During an emotional experience, sensory stimuli such as odors, sounds, and colors are associated with the affective qualities of that situation. Despite recent advances, the question of how and where the brain stores permanent emotional memories remains elusive. Because memories involve the representation of past sensory and emotional events, they may be stored, in part, within the sensory cortex. Nonetheless, lesions of sensory cortices do not prevent the formation of emotional memories. However, such lesions have been performed before or shortly after learning, a time interval in which thalamus-amygdala circuits support the functional absence of sensory cortices. No data are available on the involvement of the sensory cortex in long-term storage and retrieval of emotional memories. Therefore, we addressed two related questions: Are sensory cortices necessary for the storage and retrieval of remote fear memories? And if so, what is the role played by these sites?

The primary auditory cortex is surrounded by a belt region that constitutes the secondary auditory area. We therefore examined whether the secondary auditory cortex participates in remote fear memory storage and retrieval.

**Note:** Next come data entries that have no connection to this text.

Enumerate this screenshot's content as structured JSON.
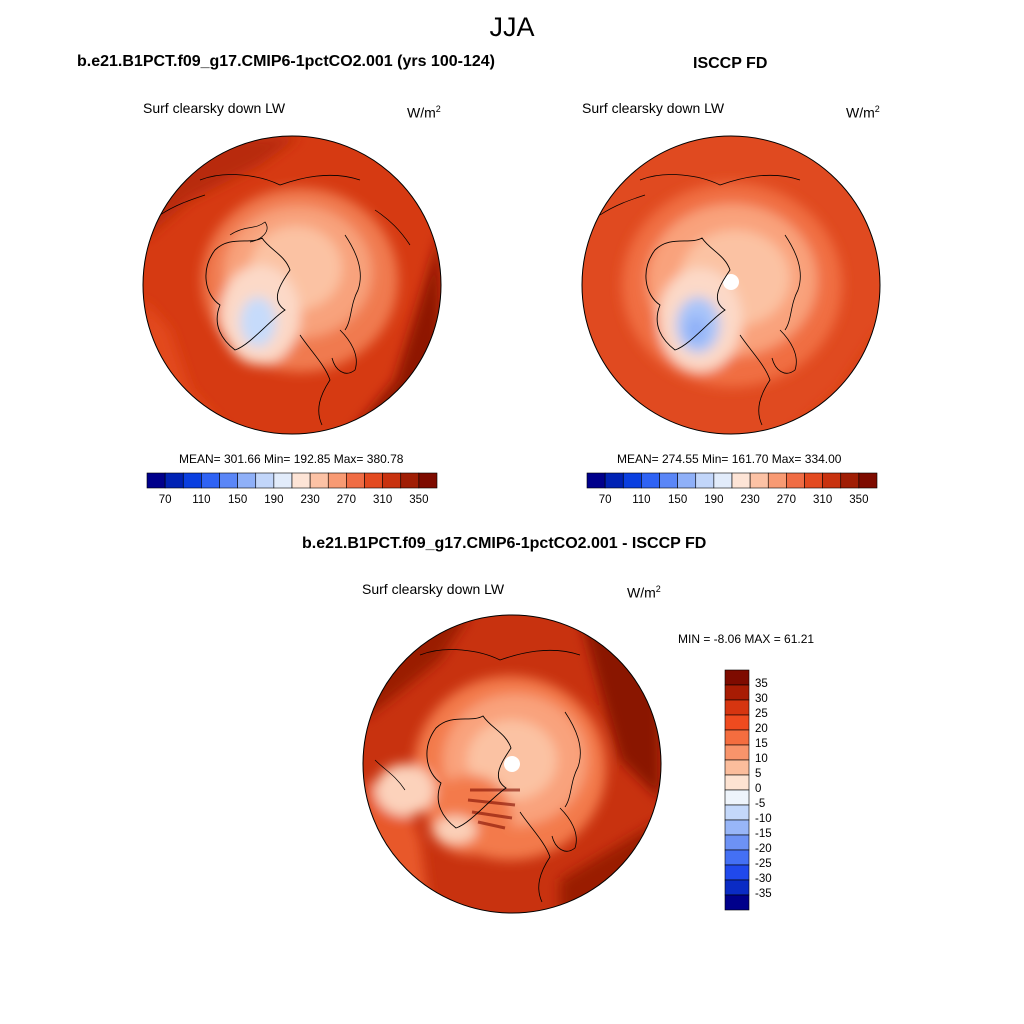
{
  "figure": {
    "title": "JJA"
  },
  "panels": [
    {
      "title": "b.e21.B1PCT.f09_g17.CMIP6-1pctCO2.001 (yrs 100-124)",
      "variable": "Surf clearsky down LW",
      "units": "W/m",
      "units_superscript": "2",
      "stats": "MEAN= 301.66  Min= 192.85  Max= 380.78",
      "colorbar_ticks": [
        "70",
        "110",
        "150",
        "190",
        "230",
        "270",
        "310",
        "350"
      ]
    },
    {
      "title": "ISCCP FD",
      "variable": "Surf clearsky down LW",
      "units": "W/m",
      "units_superscript": "2",
      "stats": "MEAN= 274.55  Min= 161.70  Max= 334.00",
      "colorbar_ticks": [
        "70",
        "110",
        "150",
        "190",
        "230",
        "270",
        "310",
        "350"
      ]
    },
    {
      "title": "b.e21.B1PCT.f09_g17.CMIP6-1pctCO2.001 - ISCCP FD",
      "variable": "Surf clearsky down LW",
      "units": "W/m",
      "units_superscript": "2",
      "stats": "MIN =  -8.06 MAX =  61.21",
      "colorbar_ticks": [
        "35",
        "30",
        "25",
        "20",
        "15",
        "10",
        "5",
        "0",
        "-5",
        "-10",
        "-15",
        "-20",
        "-25",
        "-30",
        "-35"
      ]
    }
  ],
  "colors": {
    "abs_palette": [
      "#00008b",
      "#0022b4",
      "#0a3fe0",
      "#2f63f5",
      "#5a86f7",
      "#8fb0f8",
      "#c2d6fa",
      "#e2ecfb",
      "#fde4d6",
      "#fcc2a5",
      "#f89a73",
      "#f06c44",
      "#e34a20",
      "#c8320f",
      "#a01e05",
      "#7e0b00"
    ],
    "diff_palette": [
      "#7e0b00",
      "#a81c04",
      "#d63510",
      "#ef4b1f",
      "#f46d3f",
      "#f8946b",
      "#fbbd9c",
      "#fde3d2",
      "#eef4fb",
      "#c4d8fa",
      "#98b6f8",
      "#6d92f5",
      "#4470f4",
      "#2049ec",
      "#0a2bc4",
      "#00008b"
    ]
  }
}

Collectively, the results indicate that each secondary sensory cortex is involved in emotional memories related to a specific sensory modality. The modality-specific involvement of sensory cortices suggests that lesions of these sites do not affect innate fear behavior.

As fear memories mature, they become dependent on sensory cortices. Because previous and present results also support a role for the amygdala in the retrieval of remote memories, it may be that permanent memories are widely distributed across sensory cortices and amygdala neurons (as well as other sites). However, because of its anatomical and functional connections, the amygdala may provide the necessary link between neural sites that encode memory and autonomic or motor effectors. Our data do not allow us to discriminate between these possibilities; they indicate only that the amygdala alone is not sufficient to support permanent fear memories.

The anterior cingulate cortex also participates in the storage of permanent fear memories. This site plays an integrative role in emotional and cognitive control processes (e.g., attention, error detection and correction). In addition, it may also encode information about the aversive components of an emotional experience. Indeed, it may interact with sensory cortices to provide the integration among the multiple representations occurring in sensory cortices during memory storage.

Both previous and present data support the view that secondary cortices encode the emotional valence acquired by sensory stimuli with the experience. Previous findings have shown that plasticity related to long-term acoustic habituation takes place in the lower auditory system (i.e., brainstem and auditory nuclei) but not in the auditory cortex, and that olfactory long-term habituation is related to olfactory bulb activity

Secondary cortices that perform high-level sensory analysis combine sensory processing and memory plasticity to encode the behavioral salience of perceiving stimuli. Such information becomes widely distributed throughout the cortex, each secondary sensory cortex coding the valence of stimuli of a specific modality. Such a memory storage mechanism results in a synaptic strengthening of corticocortical connections that may provide the integrated view of the whole emotional experience during memory recall.